Leishmania major survival in selective Phlebotomus papatasi sand fly vector requires a specific SCG-encoded lipophosphoglycan galactosylation pattern

• Published in: PLoS pathogens Vol. 6; no. 11; p. e1001185
• Main Authors: Dobson, Deborah E, Kamhawi, Shaden, Lawyer, Phillip, Turco, Salvatore J, Beverley, Stephen M, Sacks, David L
• Format: Journal Article
• Language: English
• Published: United States Public Library of Science 01.11.2010; Public Library of Science (PLoS)

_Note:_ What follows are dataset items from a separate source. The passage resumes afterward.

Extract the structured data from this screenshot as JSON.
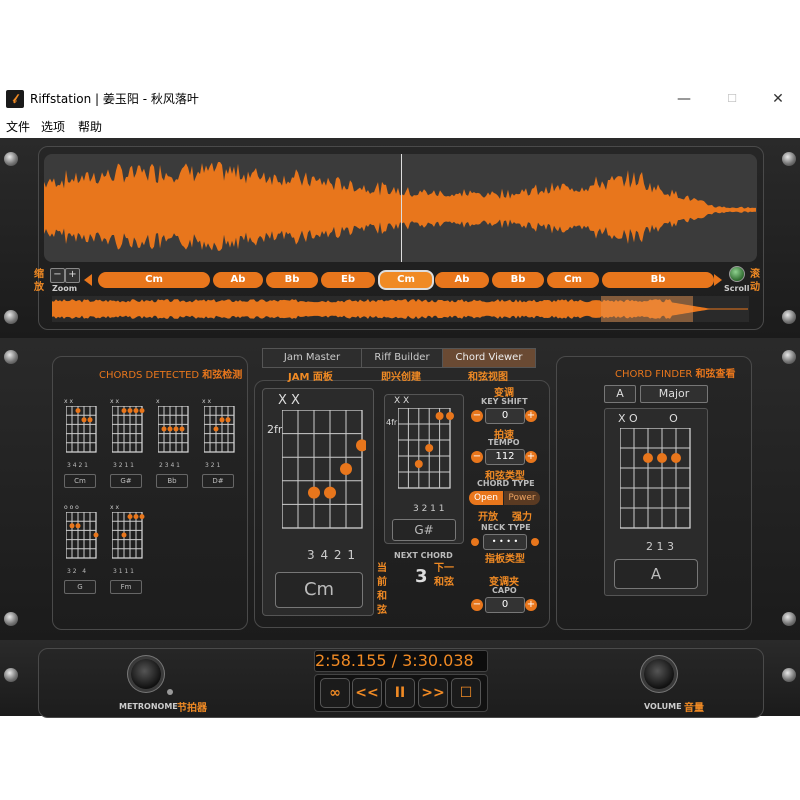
{
  "window": {
    "title": "Riffstation | 姜玉阳 - 秋风落叶",
    "logo": "𝓁",
    "minimize": "—",
    "maximize": "☐",
    "close": "✕"
  },
  "menu": [
    "文件",
    "选项",
    "帮助"
  ],
  "waveform": {
    "zoom_label": "Zoom",
    "zoom_minus": "−",
    "zoom_plus": "+",
    "zoom_cn": [
      "缩",
      "放"
    ],
    "scroll_label": "Scroll",
    "scroll_cn": [
      "滚",
      "动"
    ],
    "chords": [
      "Cm",
      "Ab",
      "Bb",
      "Eb",
      "Cm",
      "Ab",
      "Bb",
      "Cm",
      "Bb"
    ],
    "active_chord_index": 4,
    "accent": "#e8761c"
  },
  "chords_detected": {
    "title": "CHORDS DETECTED",
    "title_cn": "和弦检测",
    "items": [
      {
        "name": "Cm",
        "top": "x x",
        "fingers": "3 4 2 1",
        "fret": "3fr"
      },
      {
        "name": "G#",
        "top": "x x",
        "fingers": "3 2 1 1",
        "fret": "4fr"
      },
      {
        "name": "Bb",
        "top": "x",
        "fingers": "2 3 4 1",
        "fret": ""
      },
      {
        "name": "D#",
        "top": "x x",
        "fingers": "3 2 1",
        "fret": "4fr"
      },
      {
        "name": "G",
        "top": "o o o",
        "fingers": "3 2   4",
        "fret": ""
      },
      {
        "name": "Fm",
        "top": "x x",
        "fingers": "3 1 1 1",
        "fret": ""
      }
    ]
  },
  "tabs": [
    {
      "label": "Jam Master",
      "cn": "JAM 面板"
    },
    {
      "label": "Riff Builder",
      "cn": "即兴创建"
    },
    {
      "label": "Chord Viewer",
      "cn": "和弦视图"
    }
  ],
  "current_chord": {
    "top": "X X",
    "fret": "2fr",
    "fingers": "3 4 2 1",
    "name": "Cm",
    "label_cn": [
      "当",
      "前",
      "和",
      "弦"
    ]
  },
  "next_chord": {
    "top": "X X",
    "fret": "4fr",
    "fingers": "3 2 1 1",
    "name": "G#",
    "label": "NEXT CHORD",
    "count": "3",
    "label_cn": [
      "下一",
      "和弦"
    ]
  },
  "controls": {
    "key_shift": {
      "cn": "变调",
      "label": "KEY SHIFT",
      "value": "0"
    },
    "tempo": {
      "cn": "拍速",
      "label": "TEMPO",
      "value": "112"
    },
    "chord_type": {
      "cn": "和弦类型",
      "label": "CHORD TYPE",
      "open": "Open",
      "power": "Power",
      "open_cn": "开放",
      "power_cn": "强力"
    },
    "neck_type": {
      "label": "NECK TYPE",
      "value": "• • • •",
      "cn": "指板类型"
    },
    "capo": {
      "cn": "变调夹",
      "label": "CAPO",
      "value": "0"
    },
    "minus": "−",
    "plus": "+"
  },
  "chord_finder": {
    "title": "CHORD FINDER",
    "title_cn": "和弦查看",
    "root": "A",
    "quality": "Major",
    "top": "X O         O",
    "fingers": "2 1 3",
    "name": "A"
  },
  "transport": {
    "time": "2:58.155 / 3:30.038",
    "loop": "∞",
    "rewind": "<<",
    "pause": "II",
    "forward": ">>",
    "stop": "☐",
    "metronome": "METRONOME",
    "metronome_cn": "节拍器",
    "volume": "VOLUME",
    "volume_cn": "音量"
  }
}
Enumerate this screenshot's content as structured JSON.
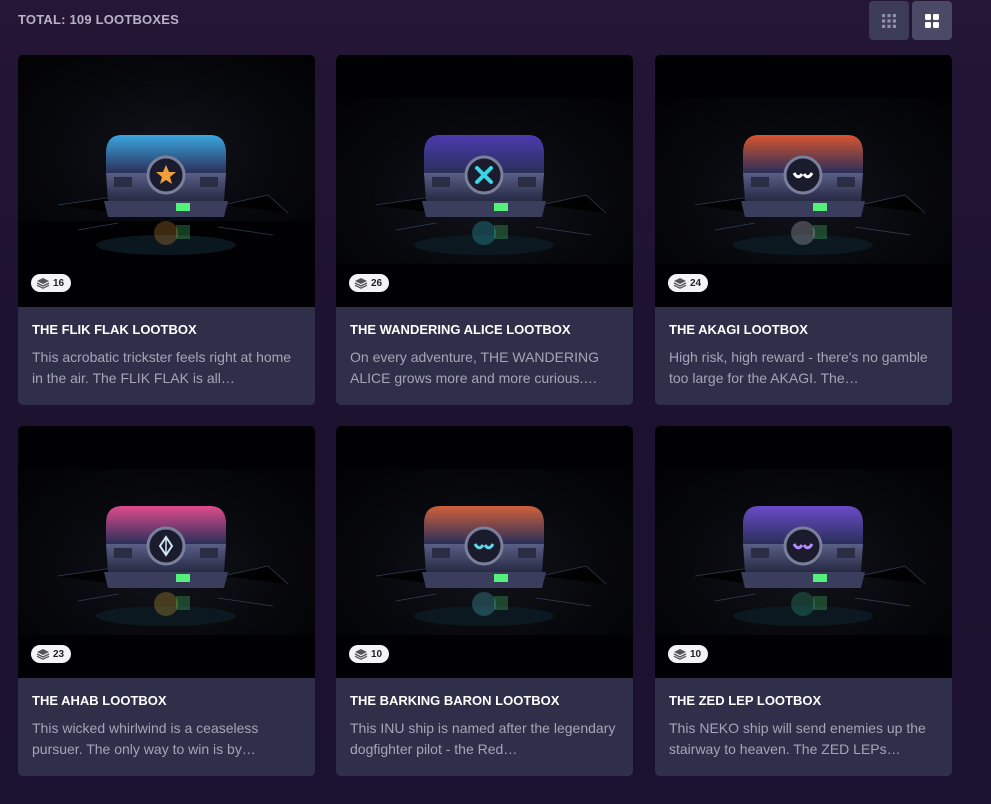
{
  "header": {
    "total_label": "TOTAL: 109 LOOTBOXES",
    "view_small_icon": "grid-small-icon",
    "view_large_icon": "grid-large-icon"
  },
  "cards": [
    {
      "title": "THE FLIK FLAK LOOTBOX",
      "description": "This acrobatic trickster feels right at home in the air. The FLIK FLAK is all…",
      "count": "16",
      "colors": {
        "top": "#3aa6e0",
        "accent": "#f2a13a",
        "emblem": "star"
      }
    },
    {
      "title": "THE WANDERING ALICE LOOTBOX",
      "description": "On every adventure, THE WANDERING ALICE grows more and more curious.…",
      "count": "26",
      "colors": {
        "top": "#4b3bb0",
        "accent": "#39d6e6",
        "emblem": "x"
      }
    },
    {
      "title": "THE AKAGI LOOTBOX",
      "description": "High risk, high reward - there's no gamble too large for the AKAGI. The…",
      "count": "24",
      "colors": {
        "top": "#d8552f",
        "accent": "#e7e2ee",
        "emblem": "face"
      }
    },
    {
      "title": "THE AHAB LOOTBOX",
      "description": "This wicked whirlwind is a ceaseless pursuer. The only way to win is by…",
      "count": "23",
      "colors": {
        "top": "#e04b8c",
        "accent": "#f2c23a",
        "emblem": "diamond"
      }
    },
    {
      "title": "THE BARKING BARON LOOTBOX",
      "description": "This INU ship is named after the legendary dogfighter pilot - the Red…",
      "count": "10",
      "colors": {
        "top": "#d0603a",
        "accent": "#5fd8e8",
        "emblem": "eyes"
      }
    },
    {
      "title": "THE ZED LEP LOOTBOX",
      "description": "This NEKO ship will send enemies up the stairway to heaven. The ZED LEPs…",
      "count": "10",
      "colors": {
        "top": "#6a4bc8",
        "accent": "#38c08f",
        "emblem": "eyes-purple"
      }
    }
  ]
}
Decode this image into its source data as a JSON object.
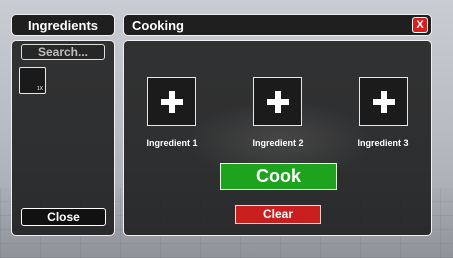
{
  "ingredients_panel": {
    "title": "Ingredients",
    "search_placeholder": "Search...",
    "items": [
      {
        "count": "1X"
      }
    ],
    "close_label": "Close"
  },
  "cooking_panel": {
    "title": "Cooking",
    "close_x": "X",
    "slots": [
      {
        "label": "Ingredient 1",
        "icon": "plus-icon"
      },
      {
        "label": "Ingredient 2",
        "icon": "plus-icon"
      },
      {
        "label": "Ingredient 3",
        "icon": "plus-icon"
      }
    ],
    "cook_label": "Cook",
    "clear_label": "Clear"
  },
  "colors": {
    "cook_green": "#1ea31e",
    "clear_red": "#c91f1f",
    "close_red": "#d81e1e"
  }
}
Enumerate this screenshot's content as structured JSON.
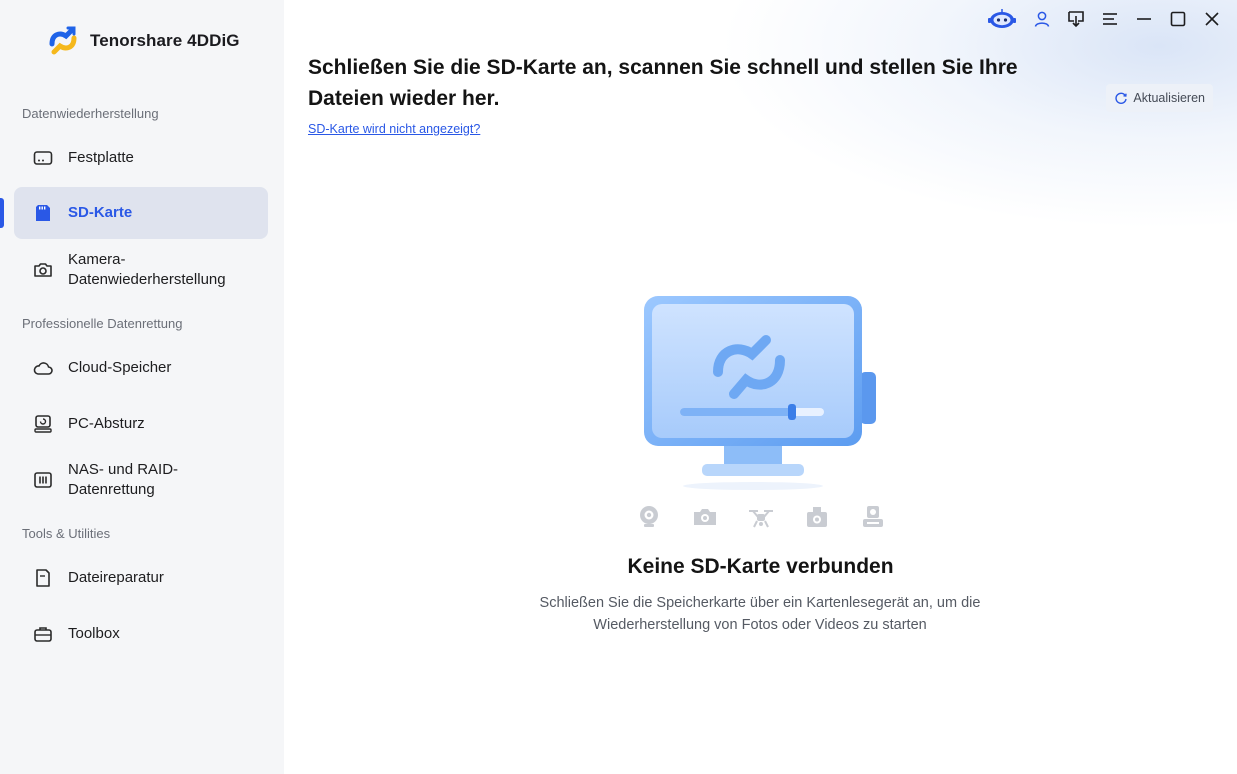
{
  "app": {
    "name": "Tenorshare 4DDiG"
  },
  "sidebar": {
    "sections": [
      {
        "label": "Datenwiederherstellung",
        "items": [
          {
            "label": "Festplatte",
            "icon": "hard-drive-icon",
            "active": false
          },
          {
            "label": "SD-Karte",
            "icon": "sd-card-icon",
            "active": true
          },
          {
            "label": "Kamera-\nDatenwiederherstellung",
            "icon": "camera-icon",
            "active": false
          }
        ]
      },
      {
        "label": "Professionelle Datenrettung",
        "items": [
          {
            "label": "Cloud-Speicher",
            "icon": "cloud-icon",
            "active": false
          },
          {
            "label": "PC-Absturz",
            "icon": "pc-crash-icon",
            "active": false
          },
          {
            "label": "NAS- und RAID-\nDatenrettung",
            "icon": "nas-raid-icon",
            "active": false
          }
        ]
      },
      {
        "label": "Tools & Utilities",
        "items": [
          {
            "label": "Dateireparatur",
            "icon": "file-repair-icon",
            "active": false
          },
          {
            "label": "Toolbox",
            "icon": "toolbox-icon",
            "active": false
          }
        ]
      }
    ]
  },
  "window_controls": [
    "assistant-robot-icon",
    "account-icon",
    "download-icon",
    "menu-icon",
    "minimize-icon",
    "maximize-icon",
    "close-icon"
  ],
  "main": {
    "title": "Schließen Sie die SD-Karte an, scannen Sie schnell und stellen Sie Ihre Dateien wieder her.",
    "help_link": "SD-Karte wird nicht angezeigt?",
    "refresh_label": "Aktualisieren",
    "devices": [
      "webcam-icon",
      "camera-icon",
      "drone-icon",
      "action-camera-icon",
      "dashcam-icon"
    ],
    "empty_title": "Keine SD-Karte verbunden",
    "empty_description": "Schließen Sie die Speicherkarte über ein Kartenlesegerät an, um die Wiederherstellung von Fotos oder Videos zu starten"
  },
  "colors": {
    "accent": "#2a58e6",
    "sidebar_bg": "#f5f6f8",
    "active_item_bg": "#dfe3ee",
    "illustration_blue": "#6ea8f3"
  }
}
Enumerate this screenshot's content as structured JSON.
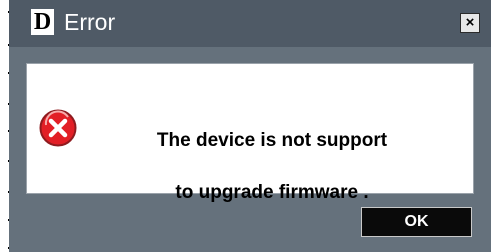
{
  "window": {
    "title": "Error",
    "logo_letter": "D",
    "close_glyph": "×"
  },
  "message": {
    "line1": "The device is not support",
    "line2": " to upgrade firmware ."
  },
  "icons": {
    "error": "error-x-icon",
    "close": "close-icon",
    "logo": "d-logo-icon"
  },
  "buttons": {
    "ok_label": "OK"
  },
  "colors": {
    "frame": "#65717c",
    "titlebar": "#4f5a66",
    "panel": "#ffffff",
    "error_red": "#e21f26",
    "ok_button": "#0a0a0a"
  }
}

• Subjects: Acid Phosphatase - secretion; Animals; Cell Biology/Cell Adhesion; Diagnosis; Digestive System - parasitology; Diptera; Disease transmission; Evolutionary Biology/Microbial Evolution and Genomics; Galactose - metabolism; Gene mutations; Genetic aspects; Glycosphingolipids - metabolism; Infections; Infectious Diseases/Neglected Tropical Diseases; Infectious Diseases/Protozoal Infections; Insects; Leishmania; Leishmania donovani; Leishmania major; Leishmania major - growth & development; Leishmaniasis; Leishmaniasis, Cutaneous - metabolism; Leishmaniasis, Cutaneous - parasitology; Microbiology/Parasitology; Parasites; Parasitic diseases; Phlebotomus - parasitology; Phlebotomus papatasi; Physiological aspects; Statistics
• ISSN: 1553-7374; 1553-7366; 1553-7374
• DOI: 10.1371/journal.ppat.1001185

Phlebotomine sand flies that transmit the protozoan parasite Leishmania differ greatly in their ability to support different parasite species or strains in the laboratory: while some show considerable selectivity, others are more permissive. In "selective" sand flies, Leishmania binding and survival in the fly midgut typically depends upon the abundant promastigote surface adhesin lipophosphoglycan (LPG), which exhibits species- and strain-specific modifications of the dominant phosphoglycan (PG) repeat units. For the "selective" fly Phlebotomus papatasi PpapJ, side chain galactosyl-modifications (scGal) of PG repeats play key roles in parasite binding. We probed the specificity and properties of this scGal-LPG PAMP (Pathogen Associated Molecular Pattern) through studies of natural isolates exhibiting a wide range of galactosylation patterns, and of a panel of isogenic L. major engineered to express similar scGal-LPG diversity by transfection of SCG-encoded β1,3-galactosyltransferases with different activities. Surprisingly, both 'poly-scGal' and 'null-scGal' lines survived poorly relative to PpapJ-sympatric L. major FV1 and other 'mono-scGal' lines. However, survival of all lines was equivalent in P. duboscqi, which naturally transmit L. major strains bearing 'null-scGal'-LPG PAMPs. We then asked whether scGal-LPG-mediated interactions were sufficient for PpapJ midgut survival by engineering Leishmania donovani, which normally express unsubstituted LPG, to express a 'PpapJ-optimal' scGal-LPG PAMP. Unexpectedly, these "L. major FV1-cloaked" L. donovani-SCG lines remained unable to survive within PpapJ flies. These studies establish that midgut survival of L. major in PpapJ flies is exquisitely sensitive to the scGal-LPG PAMP, requiring a specific 'mono-scGal' pattern. However, failure of 'mono-scGal' L. donovani-SCG lines to survive in selective PpapJ flies suggests a requirement for an additional, as yet unidentified L. major-specific parasite factor(s). The interplay of the LPG PAMP and additional factor(s) with sand fly midgut receptors may determine whether a given sand fly host is "selective" or "permissive", with important consequences to both disease transmission and the natural co-evolution of sand flies and Leishmania.